When you put a company up for sale, you create a major document called an Information Memorandum.  It contains anything from the current business plan to strategic plan (usually 3-5 years out), financials, etc.  It describes their assets which in this case are its studio contracts, intellectual property, licensing deals, studios,  programs, etc.  Even actors under contract are considered an asset as are to a lesser extent social media followers, although obviously these are harder to quantify than other more tangible assets.  When an acquiring company is reviewing the information memorandum, you don’t want anything to change with the assets that influences stock price or financial projections (unless it gets better, but you really want stability during this time).

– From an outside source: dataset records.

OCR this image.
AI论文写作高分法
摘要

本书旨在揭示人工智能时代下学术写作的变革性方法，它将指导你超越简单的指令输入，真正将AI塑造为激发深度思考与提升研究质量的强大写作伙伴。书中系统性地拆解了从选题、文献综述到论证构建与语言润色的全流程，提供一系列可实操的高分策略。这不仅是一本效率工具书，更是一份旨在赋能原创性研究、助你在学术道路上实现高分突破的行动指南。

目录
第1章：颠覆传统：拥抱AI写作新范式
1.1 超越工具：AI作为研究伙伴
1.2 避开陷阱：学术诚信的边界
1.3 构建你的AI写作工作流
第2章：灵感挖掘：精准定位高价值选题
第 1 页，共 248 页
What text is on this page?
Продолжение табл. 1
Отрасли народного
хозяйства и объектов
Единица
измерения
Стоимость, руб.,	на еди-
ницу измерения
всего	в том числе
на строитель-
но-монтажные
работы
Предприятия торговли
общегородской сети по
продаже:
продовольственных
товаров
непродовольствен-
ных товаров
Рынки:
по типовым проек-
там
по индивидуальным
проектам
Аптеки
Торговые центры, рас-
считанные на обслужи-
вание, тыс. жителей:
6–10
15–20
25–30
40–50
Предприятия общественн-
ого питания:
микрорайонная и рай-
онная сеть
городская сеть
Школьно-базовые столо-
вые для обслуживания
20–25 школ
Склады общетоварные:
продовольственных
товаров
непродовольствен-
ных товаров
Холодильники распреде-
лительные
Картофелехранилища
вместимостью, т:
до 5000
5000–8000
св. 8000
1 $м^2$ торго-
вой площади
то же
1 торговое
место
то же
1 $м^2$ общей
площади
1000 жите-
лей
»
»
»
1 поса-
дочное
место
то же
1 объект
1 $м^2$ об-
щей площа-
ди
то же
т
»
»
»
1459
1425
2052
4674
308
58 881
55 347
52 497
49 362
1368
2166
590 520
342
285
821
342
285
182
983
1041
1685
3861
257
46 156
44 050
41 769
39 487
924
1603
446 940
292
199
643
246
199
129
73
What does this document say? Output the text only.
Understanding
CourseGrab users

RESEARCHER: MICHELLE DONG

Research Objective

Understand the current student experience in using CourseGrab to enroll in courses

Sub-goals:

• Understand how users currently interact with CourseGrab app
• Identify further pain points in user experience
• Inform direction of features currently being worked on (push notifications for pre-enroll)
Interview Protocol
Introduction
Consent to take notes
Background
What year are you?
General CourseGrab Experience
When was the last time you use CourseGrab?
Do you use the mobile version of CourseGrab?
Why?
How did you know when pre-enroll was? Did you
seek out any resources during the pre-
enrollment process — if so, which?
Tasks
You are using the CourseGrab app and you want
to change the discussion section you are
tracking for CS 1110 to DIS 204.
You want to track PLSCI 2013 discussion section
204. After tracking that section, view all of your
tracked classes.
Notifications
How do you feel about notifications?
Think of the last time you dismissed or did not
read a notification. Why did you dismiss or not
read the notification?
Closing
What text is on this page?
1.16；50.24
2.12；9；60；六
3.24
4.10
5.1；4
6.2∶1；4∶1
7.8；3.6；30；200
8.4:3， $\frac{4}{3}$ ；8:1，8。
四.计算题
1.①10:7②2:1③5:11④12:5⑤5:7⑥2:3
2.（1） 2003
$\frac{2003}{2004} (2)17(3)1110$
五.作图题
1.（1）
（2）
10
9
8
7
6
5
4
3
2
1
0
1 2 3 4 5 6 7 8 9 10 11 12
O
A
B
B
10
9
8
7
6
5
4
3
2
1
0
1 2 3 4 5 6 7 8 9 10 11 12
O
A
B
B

So is this a good deal?  I read a lot this evening, but so far there aren’t any in-depth analyses that weren’t all saying the same thing.

PROS

  • The reasons I gave above
  • Tax break as LGF originated in Canada
  • Expands distribution for both
  • Available original content extends the brand
  • Lionsgate knows how to work the Emmy system, 215 nominations/32 wins and considering that film is their first asset, that’s pretty good
  • Grows subscribers to 66M
  • They plan on investing $1B in TV content in the next year

CONS

  • Some bad leadership decisions by LGF
  • Starz can’t distribute their movies right away; LGF still has a deal with Epix unless they divest them.
  • John Malone has way too much power now
  • LGF has had financial trouble, will they be stingy with budgets
  • This may not be over; there is talk about them merging with another film studio like Paramount or Sony, but that’s more what if talk at this point from analysts

I found it interesting that LFG listed a strong benefit of the acquisition that Starz could utilize LGF marketing expertise and relationships.  I’m going to dig through Advertising Age to see if I can find who does their ads.

Chris Albrecht cannot be terminated without Cause for 18 months but I think this is a stay-pay  arrangement to ensure continuity and stability, which shareholders will be seeking.

So, what does this mean for OL

Outlander was spotlighted in 2 of the 13 slides presented at the press conference.  It is seen as very strategic to the acquisition.

The New York Times and the Wall Street Journal used a picture of Jamie and Claire as the headline shot to their article on the acquisition.  That means it is seen as a brand identifier for Starz.  This is also a good thing.

Once Starz can show MadMen, etc., think of the new eyes on Outlander, which can only increase interest.

I think that the new company will protect this asset and was likely one of the reasons Starz was seen as attractive.  I’m curious as to what it might mean for Tall Ships as their deal is with Sony.  I could find nothing that said Sony lost any of its rights in either international distribution or merchandising.

The deal is expected to close before the end of the year; I wouldn’t anticipate any government push back or SEC concerns.   We will follow this closely and update the story as the deal moves toward close.